It’s probably obvious what topic I’m doing this week: World Chocolate Day, celebrated annually on July 7. Supposedly it celebrates the day chocolate was introduced to Europe. It should not be confused with National Chocolate Day in October and the apocryphal International Chocolate Day in September, which is only recognized by a splinter group of the National Confectioners Association.
What, did something else happen this week?
BABYMETAL — “Gimme Chocolate!!”
We can’t celebrate World Chocolate Day without the quintessential international song about chocolate.
This is, in fact, a real thing. You’re actually seeing this. In fact they’re playing the Warfield in October.
I know “Japan is weird!” is tired and overdone, and that any country is weird if you look at it from a certain angle, but kawaii metal is the sort of thing that really transcends parody. Needless to say I love it very much. That things this weird are allowed to exist gives me hope.
Hot Chocolate — “You Sexy Thing”
It can’t be a World Chocolate Day list without a song from Hot Chocolate. Not only is the name too on-the-nose to ignore but they’re British, which as of this writing, is still part of the world—though one can never be sure what referendum they’ll vote for next.
You may recognize this song from every single movie, TV show, and commercial ever made. A partial list according to IMDb includes: “The Full Monty,” “Boogie Nights,” “Deuce Bigalow: Male Gigolo,” “Dude, Where’s My Car?,” “Legally Blonde,” “The Office,” “EastEnders” (five times), “Big Momma’s House 3,” and, of course, three episodes of “The Simpsons.”
Miles Davis — “Chocolate Chip”
Miles Davis is a legend, but his final album, 1992’s Doo-Bop, is not exactly well-regarded. An attempt to mix jazz trumpet with hip-hop beats, it did not sell particularly well and critics hated it.
I, however, always kinda liked it. It’s like Jazz Lite; it’s a gateway album, simplifying the jazz part and adding just enough hip-hop to relate it to more mainstream music.
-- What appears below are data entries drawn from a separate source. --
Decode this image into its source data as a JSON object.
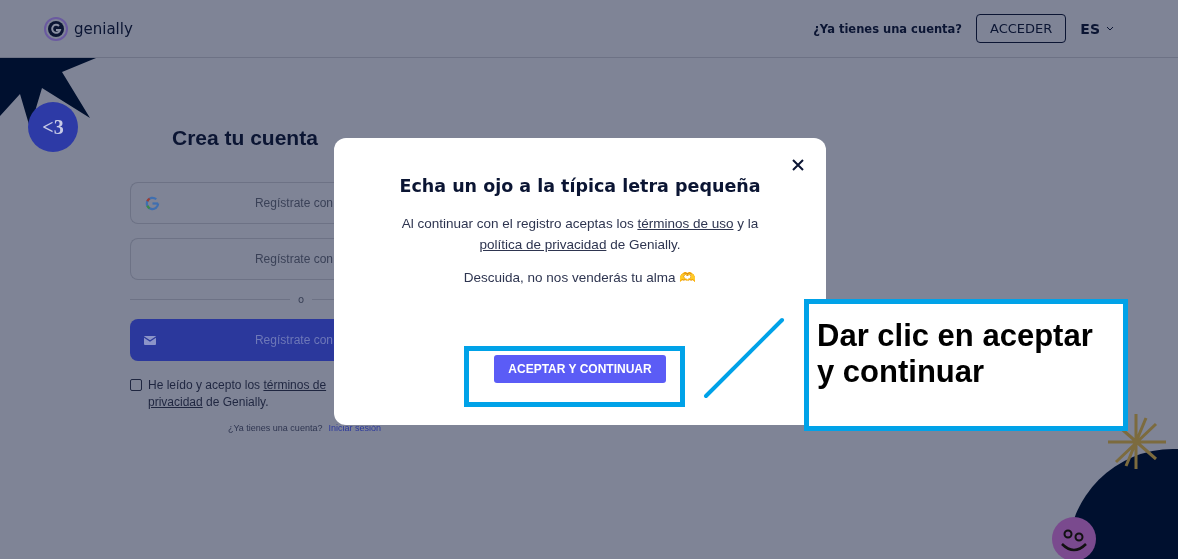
{
  "header": {
    "brand": "genially",
    "account_prompt": "¿Ya tienes una cuenta?",
    "login_button": "ACCEDER",
    "language": "ES"
  },
  "badge": "<3",
  "signup": {
    "title": "Crea tu cuenta",
    "google_button": "Regístrate con",
    "second_button": "Regístrate con",
    "divider": "o",
    "email_button": "Regístrate con",
    "terms": {
      "checked": false,
      "prefix": "He leído y acepto los ",
      "link1": "términos de",
      "link2": "privacidad",
      "suffix": " de Genially."
    },
    "footer_prompt": "¿Ya tienes una cuenta?",
    "footer_link": "Iniciar sesión"
  },
  "modal": {
    "title": "Echa un ojo a la típica letra pequeña",
    "text_prefix": "Al continuar con el registro aceptas los ",
    "link_terms": "términos de uso",
    "text_middle": " y la ",
    "link_privacy": "política de privacidad",
    "text_suffix": " de Genially.",
    "note": "Descuida, no nos venderás tu alma 🫶",
    "accept_button": "ACEPTAR Y CONTINUAR"
  },
  "annotation": {
    "text": "Dar clic en aceptar y continuar"
  }
}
It’s an admirable effort to modernize a genre that’s more and more resistant to it from one of the all-time greats.
Which probably explains why critics hated it.
Tay Zonday — “Chocolate Rain”
Is this song particularly great? No. But do you know it? Yes. So it’s clearly good, because no song with absolutely nothing going for it gets over 122 million views. [Gokhman note: I have never heard of this song, and yet, this list does not include either The 1975’s or Snow Patrol’s “Chocolate”].
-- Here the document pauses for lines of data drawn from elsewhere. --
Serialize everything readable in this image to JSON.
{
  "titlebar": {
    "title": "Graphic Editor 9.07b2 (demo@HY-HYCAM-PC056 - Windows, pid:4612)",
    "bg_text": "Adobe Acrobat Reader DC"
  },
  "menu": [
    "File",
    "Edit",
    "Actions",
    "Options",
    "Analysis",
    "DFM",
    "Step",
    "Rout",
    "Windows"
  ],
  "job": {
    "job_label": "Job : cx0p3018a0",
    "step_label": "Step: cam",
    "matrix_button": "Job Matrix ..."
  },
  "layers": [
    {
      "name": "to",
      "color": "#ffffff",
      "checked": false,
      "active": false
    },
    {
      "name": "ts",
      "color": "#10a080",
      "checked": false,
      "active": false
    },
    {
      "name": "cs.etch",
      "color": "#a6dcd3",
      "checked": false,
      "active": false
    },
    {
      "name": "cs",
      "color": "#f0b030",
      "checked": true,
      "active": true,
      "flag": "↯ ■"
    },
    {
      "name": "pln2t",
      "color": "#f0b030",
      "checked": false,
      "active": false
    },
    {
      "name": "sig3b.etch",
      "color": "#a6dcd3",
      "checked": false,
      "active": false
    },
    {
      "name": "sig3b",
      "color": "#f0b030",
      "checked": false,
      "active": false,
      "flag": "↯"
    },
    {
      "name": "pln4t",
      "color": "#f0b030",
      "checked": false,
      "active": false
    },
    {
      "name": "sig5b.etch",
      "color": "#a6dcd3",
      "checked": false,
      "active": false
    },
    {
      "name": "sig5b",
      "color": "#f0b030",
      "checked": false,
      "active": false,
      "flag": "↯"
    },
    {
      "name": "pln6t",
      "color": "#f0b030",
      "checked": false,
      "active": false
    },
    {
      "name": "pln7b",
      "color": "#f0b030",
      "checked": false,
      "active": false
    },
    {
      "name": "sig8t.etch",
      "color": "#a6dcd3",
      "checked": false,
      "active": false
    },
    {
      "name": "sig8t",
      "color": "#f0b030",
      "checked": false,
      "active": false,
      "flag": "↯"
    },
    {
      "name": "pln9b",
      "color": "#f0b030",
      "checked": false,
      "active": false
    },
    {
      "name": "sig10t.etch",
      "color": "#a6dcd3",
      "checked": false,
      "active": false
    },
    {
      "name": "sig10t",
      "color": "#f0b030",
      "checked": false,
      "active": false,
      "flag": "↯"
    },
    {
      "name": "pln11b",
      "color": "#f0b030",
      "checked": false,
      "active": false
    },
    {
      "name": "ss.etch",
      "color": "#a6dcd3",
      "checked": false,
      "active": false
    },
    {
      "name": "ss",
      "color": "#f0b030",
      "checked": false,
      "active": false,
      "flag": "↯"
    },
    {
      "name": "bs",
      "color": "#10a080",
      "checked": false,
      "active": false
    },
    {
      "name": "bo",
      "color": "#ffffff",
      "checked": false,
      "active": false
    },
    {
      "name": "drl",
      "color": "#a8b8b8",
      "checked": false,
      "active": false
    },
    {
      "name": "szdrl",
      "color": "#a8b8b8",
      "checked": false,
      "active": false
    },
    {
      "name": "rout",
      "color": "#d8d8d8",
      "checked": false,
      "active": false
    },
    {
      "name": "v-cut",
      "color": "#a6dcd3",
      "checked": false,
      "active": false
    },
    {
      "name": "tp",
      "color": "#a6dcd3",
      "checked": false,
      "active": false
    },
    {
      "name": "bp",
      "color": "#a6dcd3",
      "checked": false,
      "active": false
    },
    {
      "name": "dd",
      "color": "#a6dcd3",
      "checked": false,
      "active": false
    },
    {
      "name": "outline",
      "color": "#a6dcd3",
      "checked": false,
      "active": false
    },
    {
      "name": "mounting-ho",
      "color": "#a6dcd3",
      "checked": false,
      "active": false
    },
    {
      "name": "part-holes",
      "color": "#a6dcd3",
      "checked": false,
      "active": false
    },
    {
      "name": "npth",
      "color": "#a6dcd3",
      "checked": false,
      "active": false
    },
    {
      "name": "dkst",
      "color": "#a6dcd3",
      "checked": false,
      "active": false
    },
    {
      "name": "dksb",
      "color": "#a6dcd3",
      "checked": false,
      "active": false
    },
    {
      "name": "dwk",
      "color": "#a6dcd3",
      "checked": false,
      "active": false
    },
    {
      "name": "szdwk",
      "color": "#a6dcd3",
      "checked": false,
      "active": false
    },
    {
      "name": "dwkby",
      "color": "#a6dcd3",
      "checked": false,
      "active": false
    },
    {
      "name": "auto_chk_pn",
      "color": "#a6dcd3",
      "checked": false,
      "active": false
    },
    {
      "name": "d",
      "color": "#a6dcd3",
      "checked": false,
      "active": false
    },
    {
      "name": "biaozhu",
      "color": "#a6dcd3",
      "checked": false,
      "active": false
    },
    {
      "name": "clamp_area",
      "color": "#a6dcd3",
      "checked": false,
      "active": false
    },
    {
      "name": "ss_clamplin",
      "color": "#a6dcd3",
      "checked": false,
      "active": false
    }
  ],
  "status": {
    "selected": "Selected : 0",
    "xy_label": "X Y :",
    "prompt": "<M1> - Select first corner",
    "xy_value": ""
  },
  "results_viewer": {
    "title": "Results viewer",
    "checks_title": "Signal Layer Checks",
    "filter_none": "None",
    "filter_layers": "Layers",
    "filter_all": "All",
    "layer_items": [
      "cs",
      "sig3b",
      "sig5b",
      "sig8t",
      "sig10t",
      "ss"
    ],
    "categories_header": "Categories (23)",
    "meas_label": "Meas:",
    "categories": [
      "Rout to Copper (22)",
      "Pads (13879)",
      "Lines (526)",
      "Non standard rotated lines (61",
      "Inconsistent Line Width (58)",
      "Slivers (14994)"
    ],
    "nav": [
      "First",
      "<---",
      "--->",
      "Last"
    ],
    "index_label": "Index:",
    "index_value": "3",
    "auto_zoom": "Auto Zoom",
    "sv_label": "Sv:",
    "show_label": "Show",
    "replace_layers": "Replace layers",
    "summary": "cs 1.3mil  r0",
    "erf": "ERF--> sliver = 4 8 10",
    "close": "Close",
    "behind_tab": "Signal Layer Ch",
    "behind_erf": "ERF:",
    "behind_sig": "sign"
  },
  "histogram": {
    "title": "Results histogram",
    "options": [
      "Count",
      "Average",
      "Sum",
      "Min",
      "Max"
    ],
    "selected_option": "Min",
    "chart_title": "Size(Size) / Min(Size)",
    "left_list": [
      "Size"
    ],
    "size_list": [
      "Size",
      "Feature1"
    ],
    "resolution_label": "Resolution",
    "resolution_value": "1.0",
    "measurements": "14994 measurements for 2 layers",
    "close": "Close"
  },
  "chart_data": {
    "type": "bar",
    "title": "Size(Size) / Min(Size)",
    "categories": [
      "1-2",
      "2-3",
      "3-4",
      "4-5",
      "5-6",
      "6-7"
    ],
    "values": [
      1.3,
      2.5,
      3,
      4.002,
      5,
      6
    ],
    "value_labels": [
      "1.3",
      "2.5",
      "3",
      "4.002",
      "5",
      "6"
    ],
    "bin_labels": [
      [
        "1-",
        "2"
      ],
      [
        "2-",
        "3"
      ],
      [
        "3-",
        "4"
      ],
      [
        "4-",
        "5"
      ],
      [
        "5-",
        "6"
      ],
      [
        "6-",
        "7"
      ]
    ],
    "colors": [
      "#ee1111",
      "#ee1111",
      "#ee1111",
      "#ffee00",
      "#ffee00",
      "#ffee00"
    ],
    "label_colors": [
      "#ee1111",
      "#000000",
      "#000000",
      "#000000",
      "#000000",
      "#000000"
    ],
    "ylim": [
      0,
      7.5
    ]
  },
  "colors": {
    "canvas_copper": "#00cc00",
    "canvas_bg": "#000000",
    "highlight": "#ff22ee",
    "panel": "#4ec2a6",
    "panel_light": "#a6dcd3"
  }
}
Though I admit I am a little bit bitter that he unfollowed me on Twitter at some point. I mean, I get it, I tweet too much and spend hours at a time posting things that don’t make any sense if you aren’t watching the same baseball game as me—but still. It stings to get culled, man.
The Beatles — “Savoy Truffle”
Finally, there’s no way you’re getting out of this list without a deep cut from The Beatles.
George Harrison wrote this one about his friend Eric Clapton. Clapton, you see, was fond of chocolate, and the lyrics to this song lists types of chocolate from his favorite brand and warn him that candy will rot his teeth. Because in 1968, the Beatles were on a great deal of drugs.
Harrison and Clapton’s friendship was so strong, in fact, that it survived Clapton successfully wooing Harrison’s wife Pattie Boyd. Clapton wrote “Layla” about Boyd in 1969, just a few years after she married Harrison, but she stuck with the Beatle and Clapton responded by taking up heroin. He tried again after getting clean in the mid-’70s and it worked, due in part to Harrison cheating on Boyd with Ringo’s wife. Clapton and Boyd were married in 1979… and divorced in 1989 over Clapton’s drinking and cheating.
What I’m saying is rock stars are basically living in a soap opera.